9. Confirmation copies and current-version markers
Two filename-prefix conventions are reserved for non-canonical companion files stored alongside the primary file:
9.1 _confirm_* prefix
A _confirm_* PDF is an independent second-source confirmation copy of the primary document, stored alongside the primary for verification audit purposes. Naming pattern:
_confirm_{date}_{primary-slug}_{secondary-publisher}.{ext}
Examples:
_confirm_1972-flood-v-kuhn-justia.pdf— Justia copy of Flood v. Kuhn alongside the primary LoC PDF._confirm_constitution_documentcloud.pdf— DocumentCloud copy of the MLB Constitution alongside the primary._confirm_jdptp_mlb_mirror.pdf— MLB-hosted mirror alongside the MLBPA-hosted primary of the Joint Drug Program.

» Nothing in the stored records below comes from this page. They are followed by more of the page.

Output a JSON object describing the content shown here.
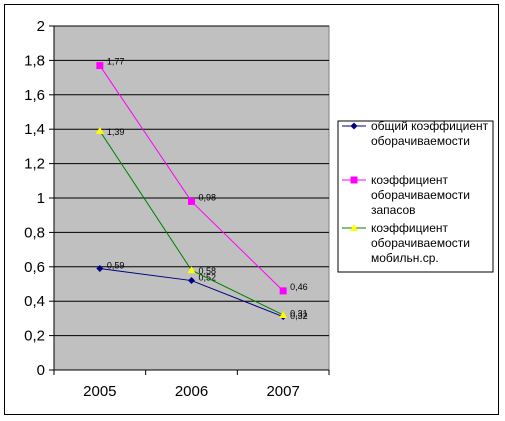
{
  "chart_data": {
    "type": "line",
    "title": "",
    "xlabel": "",
    "ylabel": "",
    "categories": [
      "2005",
      "2006",
      "2007"
    ],
    "ylim": [
      0,
      2
    ],
    "y_ticks": [
      "0",
      "0,2",
      "0,4",
      "0,6",
      "0,8",
      "1",
      "1,2",
      "1,4",
      "1,6",
      "1,8",
      "2"
    ],
    "grid": true,
    "legend_position": "right",
    "plot_background": "#c0c0c0",
    "series": [
      {
        "name_lines": [
          "общий коэффициент",
          "оборачиваемости"
        ],
        "values": [
          0.59,
          0.52,
          0.31
        ],
        "labels": [
          "0,59",
          "0,52",
          "0,31"
        ],
        "color": "#000080",
        "marker": "diamond"
      },
      {
        "name_lines": [
          "коэффициент",
          "оборачиваемости",
          "запасов"
        ],
        "values": [
          1.77,
          0.98,
          0.46
        ],
        "labels": [
          "1,77",
          "0,98",
          "0,46"
        ],
        "color": "#ff00ff",
        "marker": "square"
      },
      {
        "name_lines": [
          "коэффициент",
          "оборачиваемости",
          "мобильн.ср."
        ],
        "values": [
          1.39,
          0.58,
          0.32
        ],
        "labels": [
          "1,39",
          "0,58",
          "0,32"
        ],
        "color": "#008000",
        "marker_color": "#ffff00",
        "marker": "triangle"
      }
    ]
  }
}
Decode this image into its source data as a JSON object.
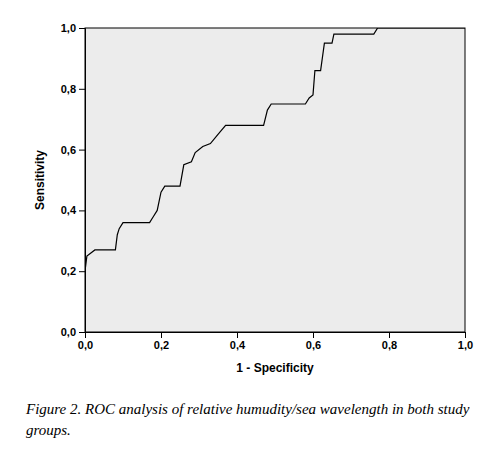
{
  "chart_data": {
    "type": "line",
    "title": "Figure 2. ROC analysis of relative humudity/sea wavelength in both study groups.",
    "x_label": "1 - Specificity",
    "y_label": "Sensitivity",
    "x": [
      0.0,
      0.0,
      0.005,
      0.026,
      0.08,
      0.085,
      0.09,
      0.1,
      0.17,
      0.18,
      0.19,
      0.2,
      0.21,
      0.25,
      0.26,
      0.28,
      0.29,
      0.31,
      0.33,
      0.35,
      0.37,
      0.47,
      0.48,
      0.49,
      0.58,
      0.59,
      0.6,
      0.605,
      0.62,
      0.63,
      0.65,
      0.655,
      0.76,
      0.77,
      1.0
    ],
    "values": [
      0.0,
      0.2,
      0.25,
      0.27,
      0.27,
      0.32,
      0.34,
      0.36,
      0.36,
      0.38,
      0.4,
      0.46,
      0.48,
      0.48,
      0.55,
      0.56,
      0.59,
      0.61,
      0.62,
      0.65,
      0.68,
      0.68,
      0.73,
      0.75,
      0.75,
      0.77,
      0.78,
      0.86,
      0.86,
      0.95,
      0.95,
      0.98,
      0.98,
      1.0,
      1.0
    ],
    "color": "#000000",
    "xlim": [
      0,
      1
    ],
    "ylim": [
      0,
      1
    ],
    "xticks": [
      {
        "value": 0,
        "label": "0,0"
      },
      {
        "value": 0.2,
        "label": "0,2"
      },
      {
        "value": 0.4,
        "label": "0,4"
      },
      {
        "value": 0.6,
        "label": "0,6"
      },
      {
        "value": 0.8,
        "label": "0,8"
      },
      {
        "value": 1,
        "label": "1,0"
      }
    ],
    "yticks": [
      {
        "value": 0,
        "label": "0,0"
      },
      {
        "value": 0.2,
        "label": "0,2"
      },
      {
        "value": 0.4,
        "label": "0,4"
      },
      {
        "value": 0.6,
        "label": "0,6"
      },
      {
        "value": 0.8,
        "label": "0,8"
      },
      {
        "value": 1,
        "label": "1,0"
      }
    ],
    "grid": false
  }
}
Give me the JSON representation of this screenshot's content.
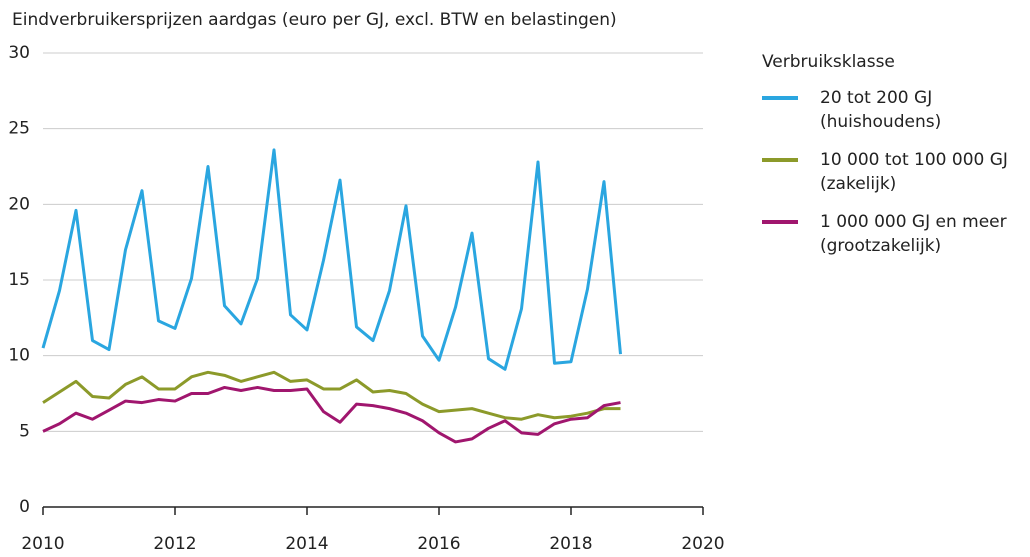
{
  "chart_data": {
    "type": "line",
    "title": "Eindverbruikersprijzen aardgas (euro per GJ, excl. BTW en belastingen)",
    "legend_title": "Verbruiksklasse",
    "legend": "right",
    "grid": true,
    "x": [
      2010,
      2010.25,
      2010.5,
      2010.75,
      2011,
      2011.25,
      2011.5,
      2011.75,
      2012,
      2012.25,
      2012.5,
      2012.75,
      2013,
      2013.25,
      2013.5,
      2013.75,
      2014,
      2014.25,
      2014.5,
      2014.75,
      2015,
      2015.25,
      2015.5,
      2015.75,
      2016,
      2016.25,
      2016.5,
      2016.75,
      2017,
      2017.25,
      2017.5,
      2017.75,
      2018,
      2018.25,
      2018.5,
      2018.75
    ],
    "xlim": [
      2010,
      2020
    ],
    "xticks": [
      2010,
      2012,
      2014,
      2016,
      2018,
      2020
    ],
    "ylim": [
      0,
      30
    ],
    "yticks": [
      0,
      5,
      10,
      15,
      20,
      25,
      30
    ],
    "series": [
      {
        "name": "20 tot 200 GJ (huishoudens)",
        "color": "#2aa6e0",
        "values": [
          10.5,
          14.3,
          19.6,
          11.0,
          10.4,
          17.0,
          20.9,
          12.3,
          11.8,
          15.1,
          22.5,
          13.3,
          12.1,
          15.1,
          23.6,
          12.7,
          11.7,
          16.3,
          21.6,
          11.9,
          11.0,
          14.3,
          19.9,
          11.3,
          9.7,
          13.2,
          18.1,
          9.8,
          9.1,
          13.1,
          22.8,
          9.5,
          9.6,
          14.4,
          21.5,
          10.1
        ]
      },
      {
        "name": "10 000 tot 100 000 GJ (zakelijk)",
        "color": "#8c9a2a",
        "values": [
          6.9,
          7.6,
          8.3,
          7.3,
          7.2,
          8.1,
          8.6,
          7.8,
          7.8,
          8.6,
          8.9,
          8.7,
          8.3,
          8.6,
          8.9,
          8.3,
          8.4,
          7.8,
          7.8,
          8.4,
          7.6,
          7.7,
          7.5,
          6.8,
          6.3,
          6.4,
          6.5,
          6.2,
          5.9,
          5.8,
          6.1,
          5.9,
          6.0,
          6.2,
          6.5,
          6.5
        ]
      },
      {
        "name": "1 000 000 GJ en meer (grootzakelijk)",
        "color": "#a0166e",
        "values": [
          5.0,
          5.5,
          6.2,
          5.8,
          6.4,
          7.0,
          6.9,
          7.1,
          7.0,
          7.5,
          7.5,
          7.9,
          7.7,
          7.9,
          7.7,
          7.7,
          7.8,
          6.3,
          5.6,
          6.8,
          6.7,
          6.5,
          6.2,
          5.7,
          4.9,
          4.3,
          4.5,
          5.2,
          5.7,
          4.9,
          4.8,
          5.5,
          5.8,
          5.9,
          6.7,
          6.9
        ]
      }
    ]
  }
}
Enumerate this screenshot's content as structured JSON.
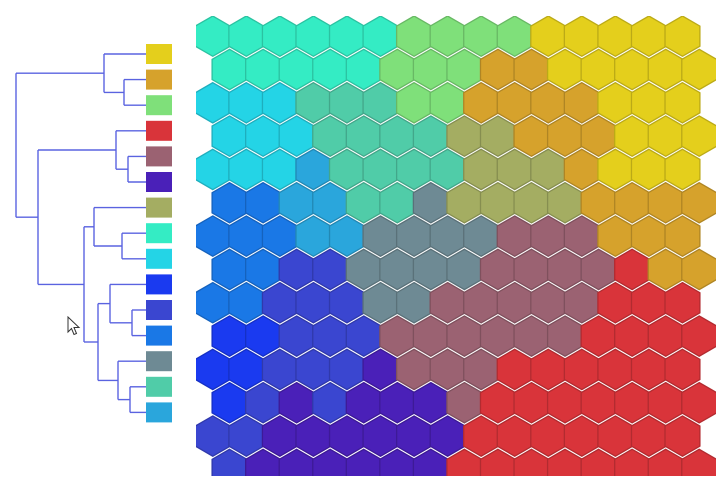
{
  "clusters": [
    {
      "id": "yellow",
      "color": "#e4cf1c"
    },
    {
      "id": "ochre",
      "color": "#d6a22c"
    },
    {
      "id": "lightgreen",
      "color": "#7fe07a"
    },
    {
      "id": "red",
      "color": "#d9343a"
    },
    {
      "id": "mauve",
      "color": "#9b6272"
    },
    {
      "id": "indigo",
      "color": "#4a20b8"
    },
    {
      "id": "olive",
      "color": "#a4ad62"
    },
    {
      "id": "aquamarine",
      "color": "#34ecc4"
    },
    {
      "id": "cyan",
      "color": "#24d4e6"
    },
    {
      "id": "blue",
      "color": "#1a3af0"
    },
    {
      "id": "slateblue",
      "color": "#3a46d0"
    },
    {
      "id": "azure",
      "color": "#1a78e6"
    },
    {
      "id": "gray",
      "color": "#6e8a94"
    },
    {
      "id": "seafoam",
      "color": "#50cca8"
    },
    {
      "id": "skyblue",
      "color": "#2aa6dc"
    }
  ],
  "grid": {
    "cols": 15,
    "rows": 14
  },
  "dendrogram": {
    "line_color": "#5a63e0"
  },
  "cursor": {
    "icon": "arrow-cursor-icon"
  }
}
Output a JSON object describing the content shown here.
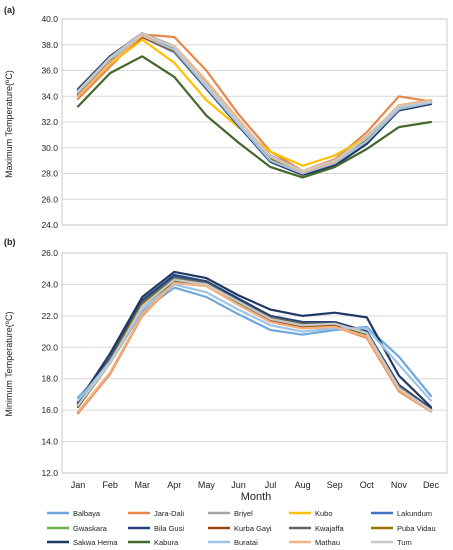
{
  "chart_data": [
    {
      "type": "line",
      "panel_label": "(a)",
      "title": "",
      "xlabel": "",
      "ylabel": "Maximum Temperature(ºC)",
      "ylim": [
        24.0,
        40.0
      ],
      "yticks": [
        "24.0",
        "26.0",
        "28.0",
        "30.0",
        "32.0",
        "34.0",
        "36.0",
        "38.0",
        "40.0"
      ],
      "categories": [
        "Jan",
        "Feb",
        "Mar",
        "Apr",
        "May",
        "Jun",
        "Jul",
        "Aug",
        "Sep",
        "Oct",
        "Nov",
        "Dec"
      ],
      "grid": true,
      "series": [
        {
          "name": "Balbaya",
          "color": "#6fa8dc",
          "values": [
            34.3,
            36.9,
            38.6,
            37.4,
            34.6,
            31.7,
            29.0,
            28.1,
            28.8,
            30.6,
            33.0,
            33.6
          ]
        },
        {
          "name": "Jara-Dali",
          "color": "#e8864a",
          "values": [
            33.8,
            36.3,
            38.8,
            38.6,
            36.0,
            32.6,
            29.7,
            28.2,
            29.1,
            31.2,
            34.0,
            33.6
          ]
        },
        {
          "name": "Briyel",
          "color": "#a6a6a6",
          "values": [
            34.6,
            37.1,
            38.9,
            37.9,
            35.0,
            32.1,
            29.4,
            28.2,
            29.0,
            30.9,
            33.2,
            33.7
          ]
        },
        {
          "name": "Kubo",
          "color": "#ffc000",
          "values": [
            34.0,
            36.5,
            38.4,
            36.6,
            33.7,
            31.6,
            29.7,
            28.6,
            29.4,
            30.8,
            33.3,
            33.7
          ]
        },
        {
          "name": "Lakundum",
          "color": "#4472c4",
          "values": [
            34.4,
            36.9,
            38.7,
            37.6,
            34.7,
            31.8,
            29.1,
            28.0,
            28.8,
            30.5,
            33.0,
            33.5
          ]
        },
        {
          "name": "Gwaskara",
          "color": "#70ad47",
          "values": [
            34.2,
            36.8,
            38.7,
            37.5,
            34.6,
            31.8,
            29.1,
            28.1,
            28.8,
            30.6,
            33.1,
            33.6
          ]
        },
        {
          "name": "Bila Gusi",
          "color": "#264478",
          "values": [
            34.4,
            37.0,
            38.8,
            37.7,
            34.8,
            31.9,
            29.1,
            28.0,
            28.7,
            30.5,
            33.0,
            33.5
          ]
        },
        {
          "name": "Kurba Gayi",
          "color": "#9e480e",
          "values": [
            34.1,
            36.7,
            38.6,
            37.5,
            34.6,
            31.8,
            29.1,
            28.1,
            28.8,
            30.7,
            33.1,
            33.6
          ]
        },
        {
          "name": "Kwajaffa",
          "color": "#636363",
          "values": [
            34.5,
            37.1,
            38.9,
            37.8,
            34.9,
            32.0,
            29.2,
            28.1,
            28.9,
            30.7,
            33.1,
            33.6
          ]
        },
        {
          "name": "Puba Vidau",
          "color": "#997300",
          "values": [
            34.2,
            36.8,
            38.7,
            37.6,
            34.7,
            31.8,
            29.1,
            28.1,
            28.8,
            30.6,
            33.1,
            33.6
          ]
        },
        {
          "name": "Sakwa Hema",
          "color": "#1f3864",
          "values": [
            34.5,
            37.1,
            38.8,
            37.6,
            34.6,
            31.7,
            28.9,
            27.9,
            28.6,
            30.3,
            32.9,
            33.4
          ]
        },
        {
          "name": "Kabura",
          "color": "#43682b",
          "values": [
            33.2,
            35.8,
            37.1,
            35.5,
            32.5,
            30.4,
            28.5,
            27.7,
            28.5,
            29.9,
            31.6,
            32.0
          ]
        },
        {
          "name": "Buratai",
          "color": "#9dc3e6",
          "values": [
            34.3,
            36.9,
            38.7,
            37.6,
            34.7,
            31.8,
            29.0,
            28.0,
            28.8,
            30.5,
            33.0,
            33.5
          ]
        },
        {
          "name": "Mathau",
          "color": "#f4b183",
          "values": [
            34.0,
            36.6,
            38.7,
            37.9,
            35.2,
            32.2,
            29.3,
            28.1,
            28.9,
            30.8,
            33.3,
            33.7
          ]
        },
        {
          "name": "Tum",
          "color": "#c9c9c9",
          "values": [
            34.4,
            37.0,
            38.9,
            37.8,
            34.9,
            32.0,
            29.3,
            28.2,
            29.0,
            30.8,
            33.2,
            33.6
          ]
        }
      ]
    },
    {
      "type": "line",
      "panel_label": "(b)",
      "title": "",
      "xlabel": "Month",
      "ylabel": "Minimum Temperature(ºC)",
      "ylim": [
        12.0,
        26.0
      ],
      "yticks": [
        "12.0",
        "14.0",
        "16.0",
        "18.0",
        "20.0",
        "22.0",
        "24.0",
        "26.0"
      ],
      "categories": [
        "Jan",
        "Feb",
        "Mar",
        "Apr",
        "May",
        "Jun",
        "Jul",
        "Aug",
        "Sep",
        "Oct",
        "Nov",
        "Dec"
      ],
      "grid": true,
      "legend_position": "bottom",
      "series": [
        {
          "name": "Balbaya",
          "color": "#6fa8dc",
          "values": [
            16.8,
            19.0,
            22.3,
            23.8,
            23.2,
            22.1,
            21.1,
            20.8,
            21.1,
            21.3,
            19.4,
            16.9
          ]
        },
        {
          "name": "Jara-Dali",
          "color": "#e8864a",
          "values": [
            15.8,
            18.3,
            22.0,
            24.1,
            23.9,
            22.7,
            21.6,
            21.2,
            21.3,
            20.6,
            17.2,
            15.9
          ]
        },
        {
          "name": "Briyel",
          "color": "#a6a6a6",
          "values": [
            16.3,
            19.0,
            22.7,
            24.3,
            24.1,
            22.9,
            21.9,
            21.5,
            21.5,
            20.9,
            17.4,
            16.0
          ]
        },
        {
          "name": "Kubo",
          "color": "#ffc000",
          "values": [
            16.4,
            19.2,
            22.8,
            24.4,
            24.1,
            23.0,
            21.9,
            21.5,
            21.6,
            21.0,
            17.5,
            16.1
          ]
        },
        {
          "name": "Lakundum",
          "color": "#4472c4",
          "values": [
            16.5,
            19.3,
            22.9,
            24.5,
            24.2,
            23.0,
            22.0,
            21.6,
            21.6,
            21.0,
            17.6,
            16.1
          ]
        },
        {
          "name": "Gwaskara",
          "color": "#70ad47",
          "values": [
            16.4,
            19.2,
            22.8,
            24.3,
            24.1,
            22.9,
            21.9,
            21.5,
            21.5,
            20.9,
            17.5,
            16.0
          ]
        },
        {
          "name": "Bila Gusi",
          "color": "#264478",
          "values": [
            16.4,
            19.3,
            23.0,
            24.6,
            24.2,
            23.1,
            22.0,
            21.6,
            21.6,
            21.0,
            17.6,
            16.1
          ]
        },
        {
          "name": "Kurba Gayi",
          "color": "#9e480e",
          "values": [
            16.3,
            19.1,
            22.7,
            24.2,
            24.0,
            22.8,
            21.7,
            21.3,
            21.4,
            20.8,
            17.4,
            16.0
          ]
        },
        {
          "name": "Kwajaffa",
          "color": "#636363",
          "values": [
            16.4,
            19.2,
            22.8,
            24.4,
            24.1,
            22.9,
            21.9,
            21.5,
            21.5,
            20.9,
            17.5,
            16.0
          ]
        },
        {
          "name": "Puba Vidau",
          "color": "#997300",
          "values": [
            16.3,
            19.1,
            22.7,
            24.3,
            24.0,
            22.9,
            21.8,
            21.4,
            21.5,
            20.9,
            17.4,
            16.0
          ]
        },
        {
          "name": "Sakwa Hema",
          "color": "#1f3864",
          "values": [
            16.5,
            19.6,
            23.2,
            24.8,
            24.4,
            23.3,
            22.4,
            22.0,
            22.2,
            21.9,
            18.2,
            16.2
          ]
        },
        {
          "name": "Kabura",
          "color": "#43682b",
          "values": [
            16.2,
            19.0,
            22.6,
            24.2,
            24.0,
            22.8,
            21.8,
            21.4,
            21.5,
            20.8,
            17.4,
            16.0
          ]
        },
        {
          "name": "Buratai",
          "color": "#9dc3e6",
          "values": [
            16.6,
            19.1,
            22.4,
            24.0,
            23.5,
            22.4,
            21.4,
            21.0,
            21.2,
            21.2,
            18.9,
            16.6
          ]
        },
        {
          "name": "Mathau",
          "color": "#f4b183",
          "values": [
            15.9,
            18.4,
            22.1,
            24.1,
            23.9,
            22.7,
            21.6,
            21.2,
            21.3,
            20.7,
            17.3,
            15.9
          ]
        },
        {
          "name": "Tum",
          "color": "#c9c9c9",
          "values": [
            16.3,
            19.0,
            22.6,
            24.3,
            24.0,
            22.9,
            21.8,
            21.4,
            21.5,
            20.9,
            17.4,
            16.0
          ]
        }
      ]
    }
  ]
}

Confirmation copies do NOT get their own .md metadata file. They are referenced from the primary document's source.confirmation_sources[].url (the URL they were retrieved from) and, where relevant, from file.additional_files (the local file inventory).
9.2 _current_* prefix
A _current_* PDF is a moving-target pointer to "whatever the current operative version of this document is, separate from any date-stamped historical version." This pattern is reserved for live policy/rule documents that get updated in place by the publisher.
Example: _current_rules_major-league-rules.pdf points to "the current operative MLR" even when versioned files (e.g., 2008-03-31_rules_major-league-rules-2008.pdf, 2026-03-17_rules_major-league-rules.pdf) are also in the archive.
Like _confirm_* files, _current_* files do NOT get their own metadata. They are tracked under the most recent versioned file's file.additional_files or in a notes field. Use sparingly — version-stamped files are preferred whenever the document has a meaningful version date.